Очнулся Николай на больничной койке, отчётливо помня, что семья возвращалась с дачи.
Между ним и женой случился горячий спор. Он громко ругался, затем дрогнул руль, машину занесло, был слышен визг колёс, потом попытка торможения, удар, темнота, и наконец, белоснежный туннель, который манил мягким светом.
Николай полюбил этот свет сразу и навсегда, как любил шумные застолья и себя в вечно хмельном празднике. Но ему не хотелось расставаться с женой, которую он тоже любил. Николай желал вернуться к своей Вероничке и потому, широко расставив руки, цеплялся за стены туннеля, которые были, будто побелены известью. Он тормозил свой полёт, отчаянно упирался, безумно и громко кричал, — и вдруг движение прекратилось.

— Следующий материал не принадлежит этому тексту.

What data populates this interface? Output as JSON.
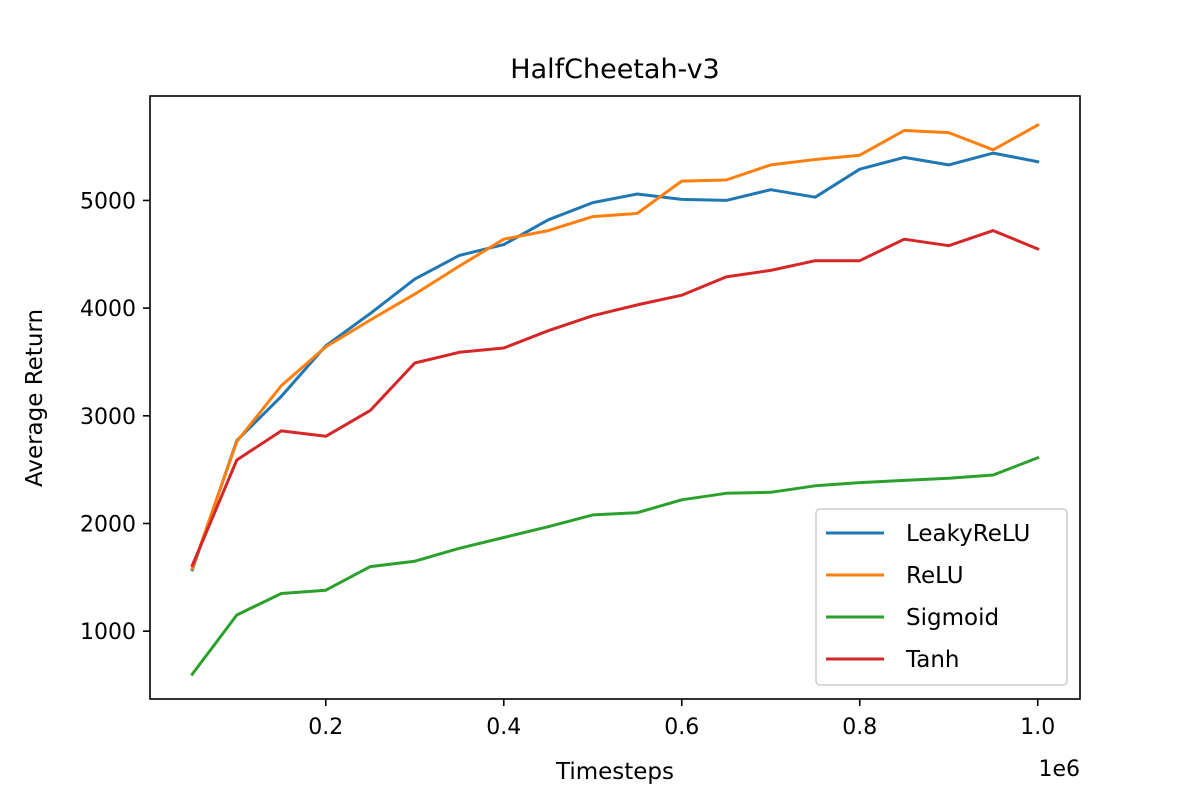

Свет остался ярок. Он оказался в маленькой комнате с низким потолком. В комнате белые стены, совсем нет окон, нет дверей, нет мебели, но в одном из углов на полу стоял пузатый телевизор. Николай ещё подумал, что это допросная; что сейчас объявится небесный следователь или божественный судья с топором и цветами — и будет задавать свои вопросы, решая, куда отправить вновь прибывшую душу в рай или ад, выбирая, что подарить ему цветы или плаху.
Но прошла минута, потом другая, а он так и стоял в одиночестве. Затем включился телевизор и зазвучал голос, но не из телевизора, а будто из стен, из потолка, из пола. Голос проникал в самое сердце, потому что у него даже в тот момент было сердце, которое бешено стучало в груди.
— Одно условие, — без предисловий звучно трубил голос, который казался механическим.
Николай почему-то понял, что речь идёт не о нём, а о любимой Веронике. Голос предлагал сделать выбор, чтобы вернуть жизнь в женское тело.
— Ты должен быть верным ей всегда и до последних дней, если выбираешь жизнь, — поставил условие голос.
— Конечно, да! То есть, конечно, нет! Я не предам её никогда! Клянусь вам! — искренне уверял Николай.
Он действительно был честен с голосом. Ему было легко говорить и легко обещать, потому что Николай любил жену, да и его годы… Он уже не мальчик. Ему уже исполнилось пятьдесят три года. Полвека с хвостиком и теперь можно быть верным хоть до гробовой доски.
И голос смолк.
Николай понял, что сейчас снова откроется яркий туннель, как вдруг заметил, что телевизор в углу включил жуткое кино. Время в белой комнате с низким потолком бежало иначе, чем в обычной жизни, и телевизор работал тоже особенным образом, погружая зрителя в чудовищные перипетии фильма, словно Николай сам был одним из актёров. Потребовалась лишь секунда, чтобы увидеть и начало, и горький финал картины.